Una bimba di dieci anni muore di un tumore alla testa e la mamma di 25 anni, Nike, disperata, decide di non farle il funerale. “Non ci credo più – riporta Il Mattino di Padova – ho visto mia figlia soffrire troppo”. Il calvario della piccola Iolanda Deda era iniziato 11 mesi fa. All’inizio sembrava un torcicollo ma poi la situazione è peggiorata rapidamente, fino al crollo, avvenuto il giorno di Natale, con la crisi che ha portato al ricovero definitivo.



La morte di un figlio è sempre assurda, insuperabile, soprattutto per una madre: la madre che ha custodito la figlia nel grembo non sopporta di vedere che la morte le strappi via la figlia con una malattia. Capisco questa madre e la sua scelta. Un dolore così ha ragione e non conosce risposte. Reagire con una crisi di fede, con una scelta di rottura è normale, sano, è persino una forma di preghiera di chi si interroga di fronte al Mistero. Non c’è catechesi che possa spiegare alla madre il dolore innocente di Iolanda.



L’unica ragione per cui spero che mamma Nike riconsideri la decisione di soprassedere ai funerali è che essi, se vissuti con fede, non sono solo un modo per accompagnare con Gesù la persona cara in Cielo, ma sono anche il modo di non restare soli con le medesime domande, con il medesimo dolore, con la medesima rabbia verso un Dio che pare indifferente e che invece vorremmo accanto.

Di fronte ad una ferita insopportabile la solitudine è solo una ferita in più. Senza fede il dolore è una lancia che trafigge e lascia soli; con la fede è una lancia che trafigge ma apre un cammino, a patto di non cercare di comprendere un dolore incomprensibile.
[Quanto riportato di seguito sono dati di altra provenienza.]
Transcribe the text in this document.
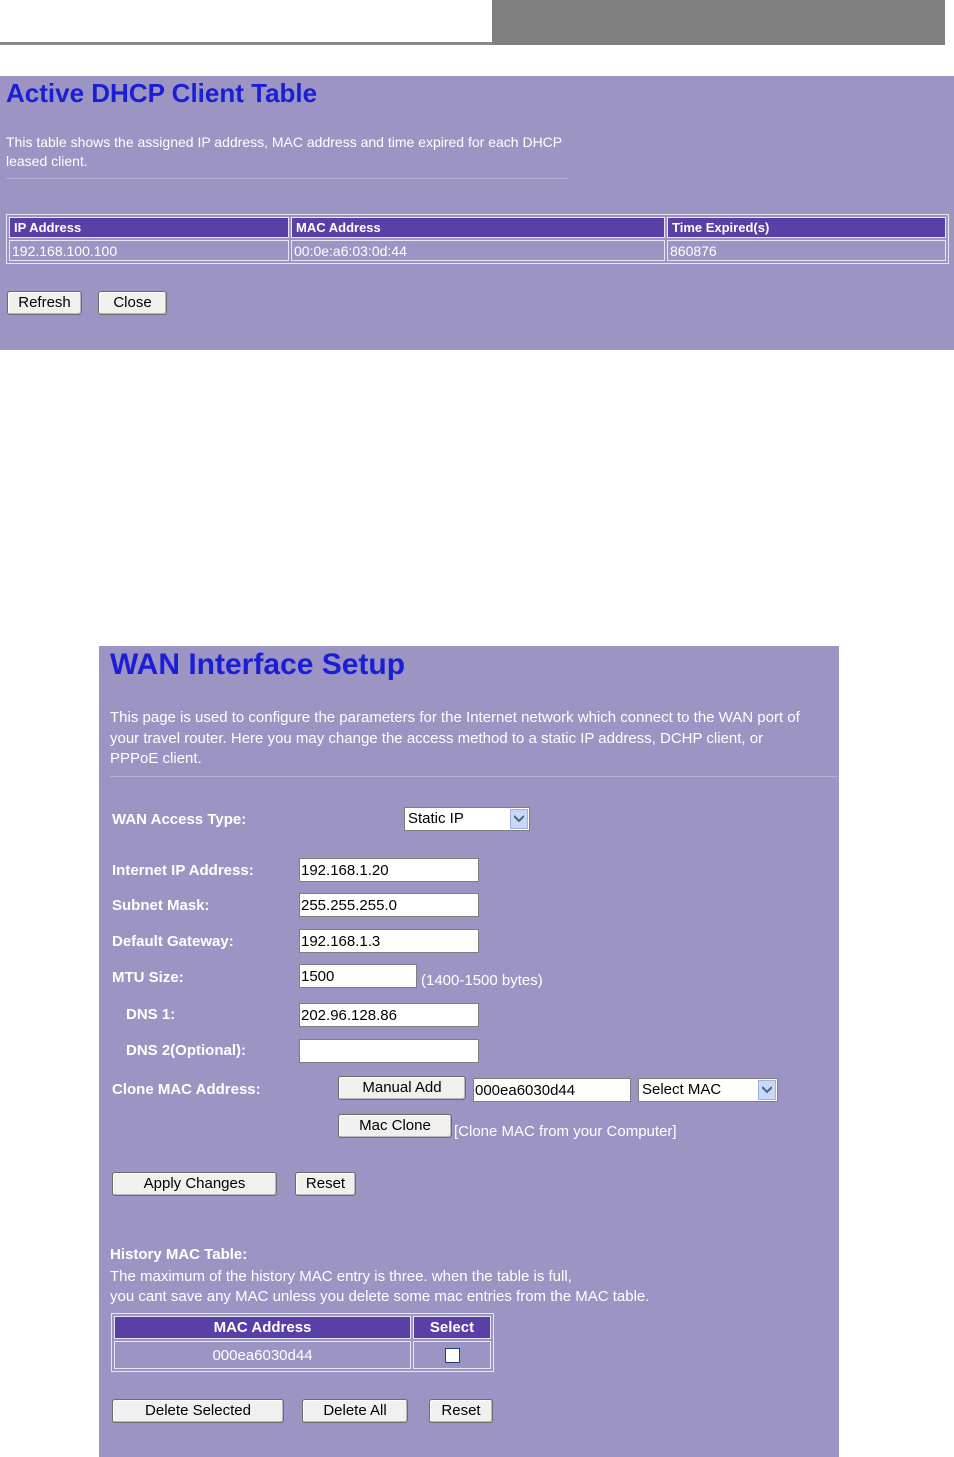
Active DHCP Client Table
This table shows the assigned IP address, MAC address and time expired for each DHCP leased client.
IP Address	MAC Address	Time Expired(s)
192.168.100.100	00:0e:a6:03:0d:44	860876
Refresh	Close
WAN Interface Setup
This page is used to configure the parameters for the Internet network which connect to the WAN port of your travel router. Here you may change the access method to a static IP address, DCHP client, or PPPoE client.
WAN Access Type:	Static IP
Internet IP Address:
192.168.1.20
Subnet Mask:
255.255.255.0
Default Gateway:
192.168.1.3
MTU Size:
1500	(1400-1500 bytes)
DNS 1:
202.96.128.86
DNS 2(Optional):
Clone MAC Address:	Manual Add
000ea6030d44	Select MAC
Mac Clone	[Clone MAC from your Computer]
Apply Changes	Reset
History MAC Table:
The maximum of the history MAC entry is three. when the table is full,
you cant save any MAC unless you delete some mac entries from the MAC table.
MAC Address	Select
000ea6030d44	
Delete Selected	Delete All	Reset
Perché il dolore vero, come l’amore, è incomprensibile. Di fronte al dolore non c’è errore più grande che cercare di comprenderlo con la mente. L’uomo si attacca a tutto ciò che prova. Come cerca di possedere l’amore, così cerca di possedere il dolore ma, quando il dolore è possesso, il cuore non è libero. Quando l’uomo perde qualcuno gli sembra di poter possedere solo il dolore: ci si attacca perché staccarsi dal dolore è come perdere definitivamente tutto.

La svolta è scoprire che il dolore non è qualcosa da capire, ma da vivere. Il dolore ha un’identità, ha un nome, come le persone. E come accade con le persone così accade con il dolore. Si scopre cioè che le persone hanno senso anche se non le conosciamo, anche se non conosciamo il loro nome. Hanno senso se ci si mette nella loro strada e si vive la loro vita.

Il dolore vissuto così è una via che si apre alla Verità e all’Amore del Padre. Che non abbia una meta intellettuale non significa che sia senza meta: ce l’ha ed è esso stesso a condurci per tale via. Il dolore conduce ma per sperimentarlo occorre avventurarsi. Occorre chiudere gli occhi della mente e aprire il cuore per camminare. Noi cerchiamo il senso, Gesù con l’Incarnazione ci indica la Via. Il Suo sangue ci guida al Padre. Il dolore senza la croce di Cristo è come un uccello senza ali, gli mancano i mezzi per riconoscersi nella sua identità perché il senso del dolore che tutti vanno cercando si può solo incarnare. Non è cosa da dire, da scrivere, ma è un mistero che si fa carne. Il dolore vissuto fino in fondo è offerta. Chi offre il dolore, dona tutto, dona la vita perché la vita ha senso solo se la si dona. L’amore ha senso solo se lo si dona. Il dolore ha senso solo se lo si offre.